Open jonnyarnold opened 9 years ago
After making this I realised that this already existed many times over on rubygems. Oh well.
But there will be a lot of collisions, when they say 4 bytes, it doesn't mean they will be unique every time, they are using xor to compress.
What would you rather use? I don't know enough about hashing to know how to go about improving this really.
Probably some usual hashing algorithm, like sha1 or maybe even md5.
That would produce really long human hashes :D ... Do conflicts in this case really matter?
Probably yes, if we're talking about millions of records. Anyway, what is the biggest feed we're going to process? million? 10 millions? If so, I think ruby can handle that will a little bit of extra RAM.
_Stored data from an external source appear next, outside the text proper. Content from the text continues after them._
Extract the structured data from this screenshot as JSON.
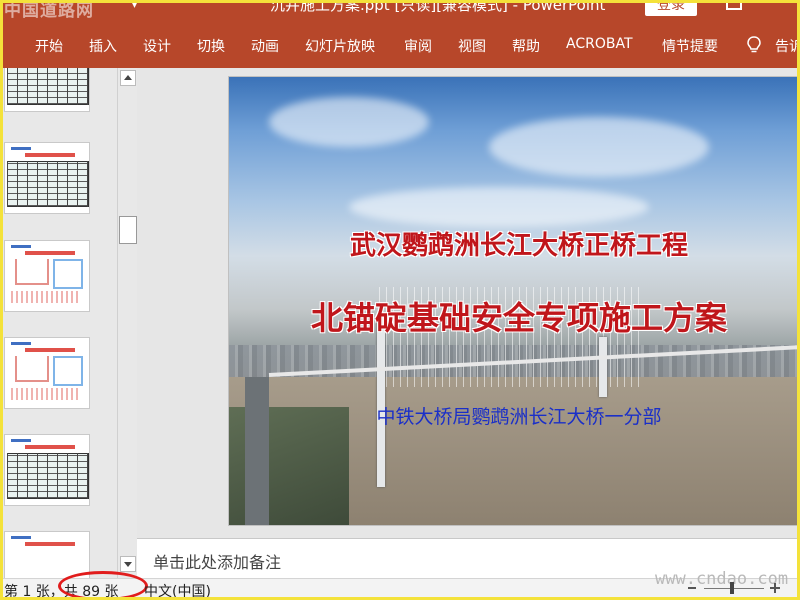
{
  "titlebar": {
    "logo_text": "中国道路网",
    "window_title": "沉井施工方案.ppt [只读][兼容模式] - PowerPoint",
    "login_label": "登录",
    "bg_color": "#b7472a"
  },
  "ribbon": {
    "tabs": [
      "开始",
      "插入",
      "设计",
      "切换",
      "动画",
      "幻灯片放映",
      "审阅",
      "视图",
      "帮助",
      "ACROBAT",
      "情节提要"
    ],
    "tell_me_label": "告诉"
  },
  "slide": {
    "title_line1": "武汉鹦鹉洲长江大桥正桥工程",
    "title_line2": "北锚碇基础安全专项施工方案",
    "subtitle": "中铁大桥局鹦鹉洲长江大桥一分部"
  },
  "notes": {
    "placeholder": "单击此处添加备注"
  },
  "statusbar": {
    "slide_counter": "第 1 张，共 89 张",
    "language": "中文(中国)",
    "watermark": "www.cndao.com"
  },
  "icons": [
    "dropdown-arrow-icon",
    "ribbon-display-icon",
    "lightbulb-icon",
    "scroll-up-icon",
    "scroll-down-icon",
    "zoom-minus-icon",
    "zoom-plus-icon"
  ]
}
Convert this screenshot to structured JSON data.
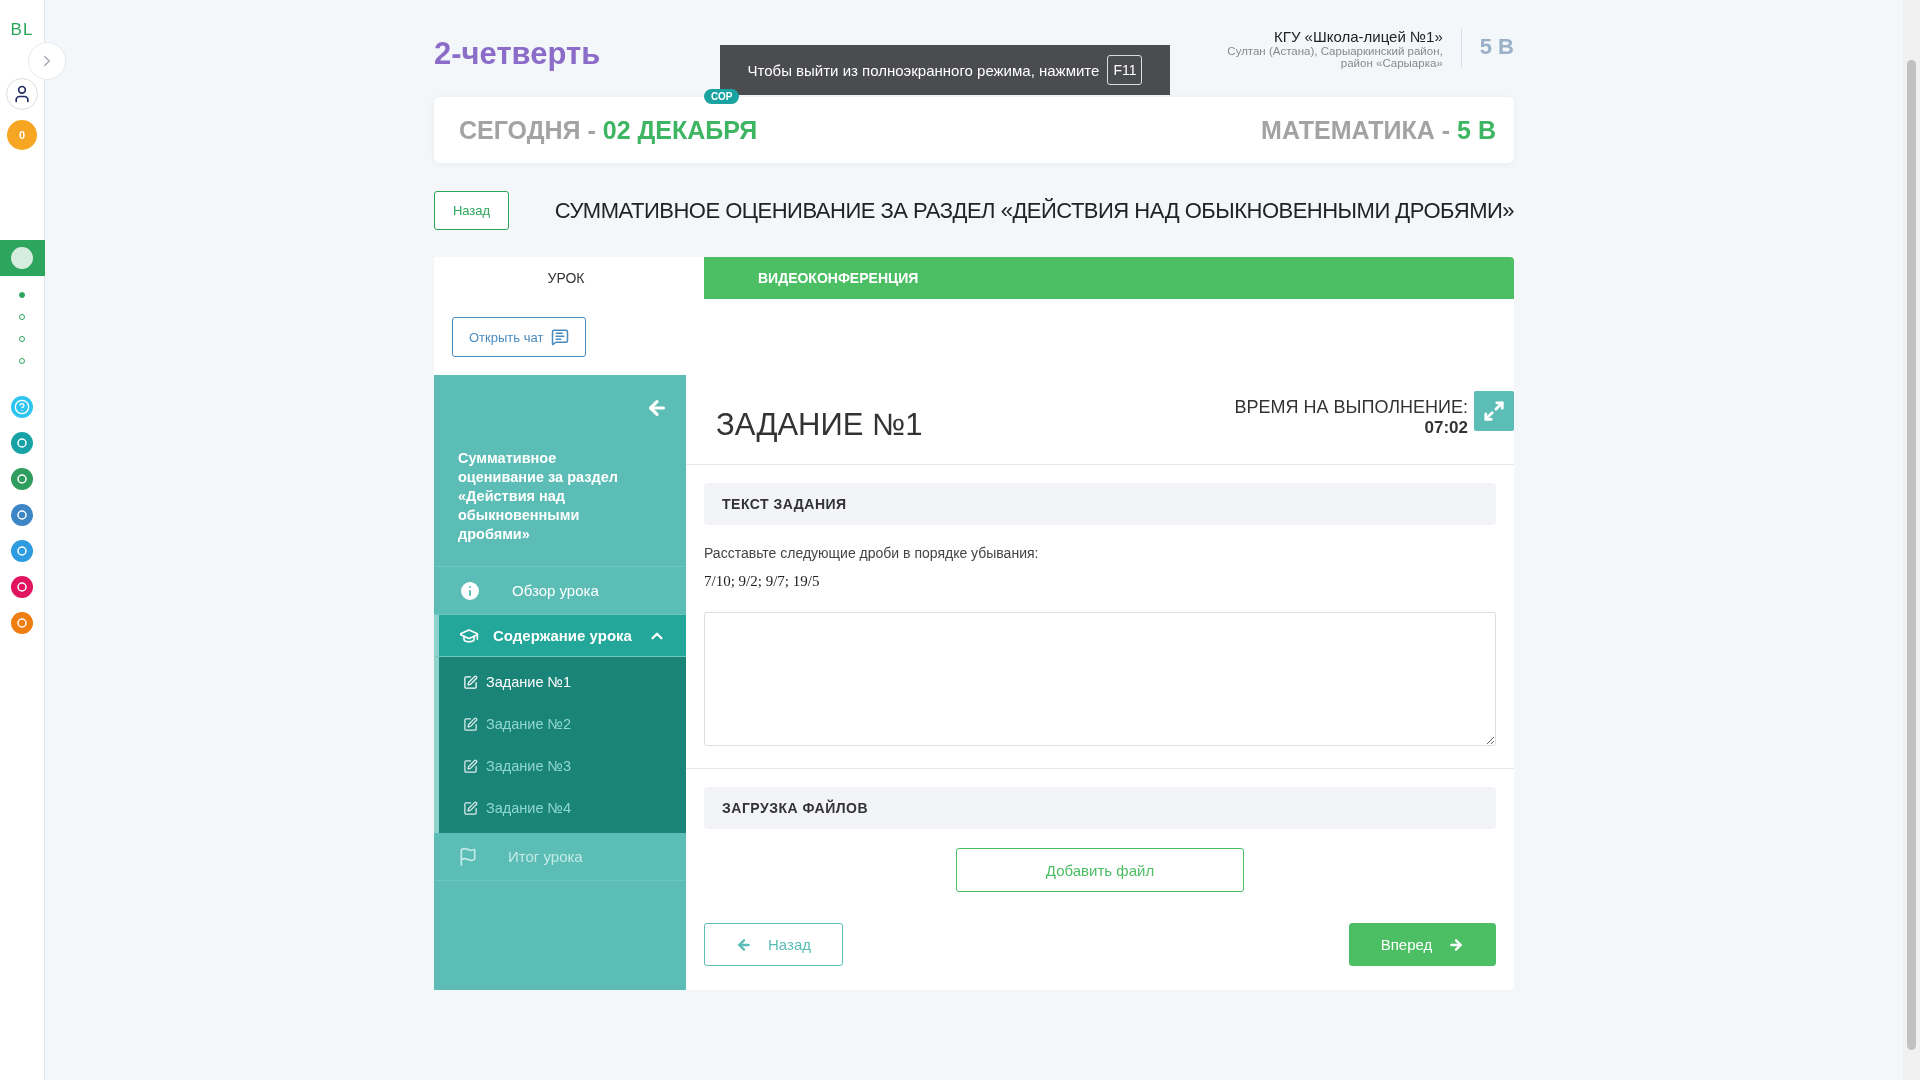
{
  "sidebar": {
    "logo": "BL",
    "coins": "0",
    "dots": [
      {
        "selected": true
      },
      {
        "selected": false
      },
      {
        "selected": false
      },
      {
        "selected": false
      }
    ],
    "apps": [
      {
        "color": "#2ec4f0",
        "kind": "help"
      },
      {
        "color": "#17a2a6",
        "kind": "app"
      },
      {
        "color": "#2f9d5e",
        "kind": "app"
      },
      {
        "color": "#3d86c6",
        "kind": "app"
      },
      {
        "color": "#2d9be0",
        "kind": "app"
      },
      {
        "color": "#e0145f",
        "kind": "app"
      },
      {
        "color": "#ef7d10",
        "kind": "app"
      }
    ]
  },
  "header": {
    "title": "2-четверть",
    "school": "КГУ «Школа-лицей №1»",
    "address": "Султан (Астана), Сарыаркинский район, район «Сарыарка»",
    "class": "5 В"
  },
  "fullscreen_notice": {
    "text": "Чтобы выйти из полноэкранного режима, нажмите",
    "key": "F11"
  },
  "today_card": {
    "badge": "СОР",
    "today_label": "СЕГОДНЯ -",
    "date": "02 ДЕКАБРЯ",
    "subject": "МАТЕМАТИКА -",
    "class": "5 В"
  },
  "back_button": "Назад",
  "lesson_title": "СУММАТИВНОЕ ОЦЕНИВАНИЕ ЗА РАЗДЕЛ «ДЕЙСТВИЯ НАД ОБЫКНОВЕННЫМИ ДРОБЯМИ»",
  "tabs": [
    {
      "label": "УРОК",
      "selected": true
    },
    {
      "label": "ВИДЕОКОНФЕРЕНЦИЯ",
      "selected": false
    }
  ],
  "chat_button": "Открыть чат",
  "lesson_nav": {
    "title": "Суммативное оценивание за раздел «Действия над обыкновенными дробями»",
    "items": [
      {
        "kind": "overview",
        "label": "Обзор урока",
        "disabled": false
      },
      {
        "kind": "contents",
        "label": "Содержание урока",
        "disabled": false,
        "expanded": true,
        "children": [
          {
            "label": "Задание №1",
            "selected": true
          },
          {
            "label": "Задание №2",
            "selected": false
          },
          {
            "label": "Задание №3",
            "selected": false
          },
          {
            "label": "Задание №4",
            "selected": false
          }
        ]
      },
      {
        "kind": "summary",
        "label": "Итог урока",
        "disabled": true
      }
    ]
  },
  "task": {
    "title": "ЗАДАНИЕ №1",
    "timer_label": "ВРЕМЯ НА ВЫПОЛНЕНИЕ:",
    "timer": "07:02",
    "text_heading": "ТЕКСТ ЗАДАНИЯ",
    "prompt": "Расставьте следующие дроби в порядке убывания:",
    "fractions": "7/10; 9/2; 9/7; 19/5",
    "upload_heading": "ЗАГРУЗКА ФАЙЛОВ",
    "add_file": "Добавить файл",
    "prev": "Назад",
    "next": "Вперед"
  }
}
It's a performance issue; the lookup time for a 100,000-entry Hash is large. By using a hashing algorithm, we don't have to look up anything, we can just perform our hashing algorithm and move on.
If we can get the claimed collision rate of 1 in 4.3 billion that should be sufficient for the sets of files we want to anonymise. @Antti - if you think the collision rate is higher, can you estimate it?
Currently we create a lookup table as we parse e-mail addresses to ensure we return the same address. This doesn't scale when we get to 100,000+ addresses.
An alternative would be to hash our addresses, but we want to keep the e-mail addresses human readable. Fortunately there is a hashing algorithm around that returns human-readable output. As a bonus, the hashes it returns are ridiculous.
We should look at porting this to Ruby and using it.